MCHENRY — John Fry recalled a few years ago when folks on a cruising jumbo jet alerted emergency officials on the ground after they spotted smoke over roughly 30 acres in the United States National Park Service’s New River Gorge area.

Fortunately, the fire wasn’t wild. It was intentionally set. 

“It was a growing season burn. That’s why it was so smoky,” Fry said.

Fry, Monongahela National Forest assistant forest fire management officer, was among roughly 75 people who met recently at Garrett College for a Central Appalachians Fire Learning Network workshop.

The event focused on controlled burning for healthy forest management in the Appalachians. Topics included how to foster collaboration among forest experts for landscape-scale restoration, as well as how to talk to the public about the work, and were followed by question and answer periods.

Fry discussed the goals and limitations of a prescribed-burn plan for the area in the Allegheny Mountains of eastern West Virginia.

“The plan that we have is outdated,” he said.

Prescribed fires are conducted under specific weather conditions and designed to accomplish pre-determined forest management goals. Monongahela National Forest follows strict guidelines for conducting prescribed burns, and takes into consideration environmental factors such as temperature, humidity and smoke management.

Fire personnel this spring completed prescribed burns on more than 2,000 acres on the Monongahela forest.

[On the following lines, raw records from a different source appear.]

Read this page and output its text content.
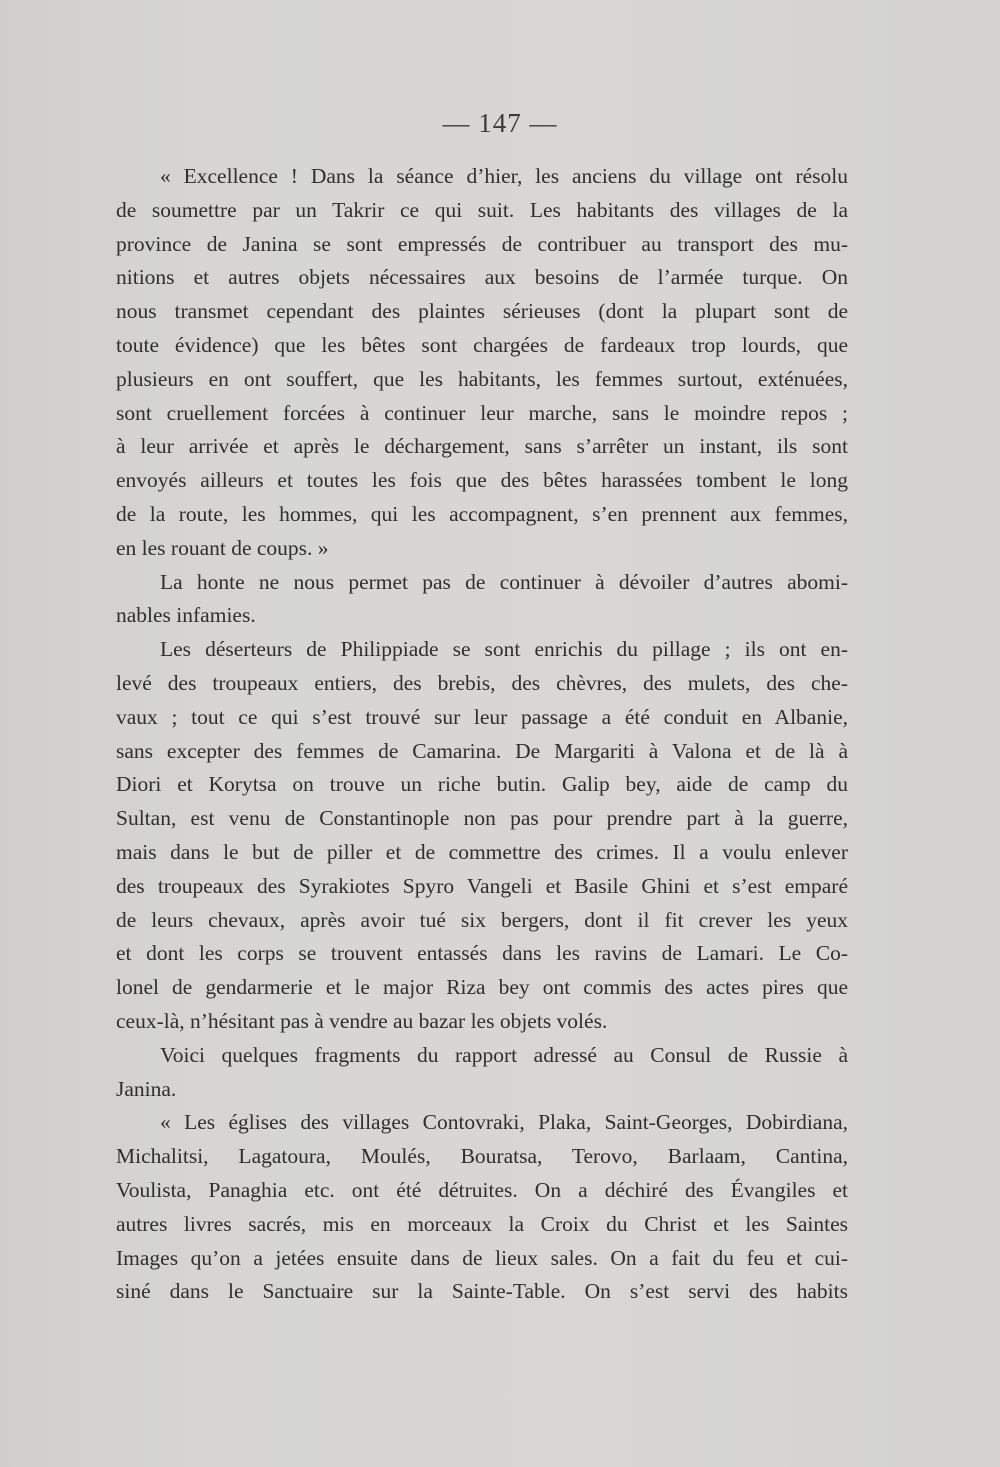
— 147 —
« Excellence ! Dans la séance d’hier, les anciens du village ont résolu
de soumettre par un Takrir ce qui suit. Les habitants des villages de la
province de Janina se sont empressés de contribuer au transport des mu-
nitions et autres objets nécessaires aux besoins de l’armée turque. On
nous transmet cependant des plaintes sérieuses (dont la plupart sont de
toute évidence) que les bêtes sont chargées de fardeaux trop lourds, que
plusieurs en ont souffert, que les habitants, les femmes surtout, exténuées,
sont cruellement forcées à continuer leur marche, sans le moindre repos ;
à leur arrivée et après le déchargement, sans s’arrêter un instant, ils sont
envoyés ailleurs et toutes les fois que des bêtes harassées tombent le long
de la route, les hommes, qui les accompagnent, s’en prennent aux femmes,
en les rouant de coups. »
La honte ne nous permet pas de continuer à dévoiler d’autres abomi-
nables infamies.
Les déserteurs de Philippiade se sont enrichis du pillage ; ils ont en-
levé des troupeaux entiers, des brebis, des chèvres, des mulets, des che-
vaux ; tout ce qui s’est trouvé sur leur passage a été conduit en Albanie,
sans excepter des femmes de Camarina. De Margariti à Valona et de là à
Diori et Korytsa on trouve un riche butin. Galip bey, aide de camp du
Sultan, est venu de Constantinople non pas pour prendre part à la guerre,
mais dans le but de piller et de commettre des crimes. Il a voulu enlever
des troupeaux des Syrakiotes Spyro Vangeli et Basile Ghini et s’est emparé
de leurs chevaux, après avoir tué six bergers, dont il fit crever les yeux
et dont les corps se trouvent entassés dans les ravins de Lamari. Le Co-
lonel de gendarmerie et le major Riza bey ont commis des actes pires que
ceux-là, n’hésitant pas à vendre au bazar les objets volés.
Voici quelques fragments du rapport adressé au Consul de Russie à
Janina.
« Les églises des villages Contovraki, Plaka, Saint-Georges, Dobirdiana,
Michalitsi, Lagatoura, Moulés, Bouratsa, Terovo, Barlaam, Cantina,
Voulista, Panaghia etc. ont été détruites. On a déchiré des Évangiles et
autres livres sacrés, mis en morceaux la Croix du Christ et les Saintes
Images qu’on a jetées ensuite dans de lieux sales. On a fait du feu et cui-
siné dans le Sanctuaire sur la Sainte-Table. On s’est servi des habits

“We’re not treating as many acres as we should,” Fry said. “A lot of those projects are so small.”

He also talked of the importance of incorporating aerial ignition and drones into prescribed-burn plans, as well as the need to train more individuals to work on the projects.

Doug Manning, Monongahela National Forest north zone ecologist, said vegetation in the forest includes northern hardwoods, red spruce, oak, grasslands and shale barrens and limestones. 

“We have some of the highest valued timber in the east,” he said. “Prescribed fire in West Virginia is still relatively new.”

The controlled fires are used to promote tree growth and wildlife habitat with “minimal ground disturbance,” he said.

Hurdles for controlled burns include variable land topography, limited access to private land, and the public’s lack of familiarity with forest management programs.

The prescribed-fire goals include in-depth post-fire vegetation monitoring, he said. 

Deborah Landau, conservation ecologist for The Nature Conservancy’s Maryland chapter, organized the workshop.

“The goal of the fire learning network is to bring together fire practitioners,” she said and talked of the importance of large-scale and controlled fires for ecological benefit. 

Thousands of years ago, forest burns happened naturally due to causes including lightning. 

“There used to be fire all the time,” she said. “We don’t have wildfires like we used to. The landscape is changing.”

Today, federal and state agencies, as well as research institutions and colleges, are working together to get prescribed fires back on the ground, she said.

 “It’s good for nature,” she said. “But it also makes it safer because if we do more controlled burns, we’ll have fewer wildfires and the result will be a healthier forest.”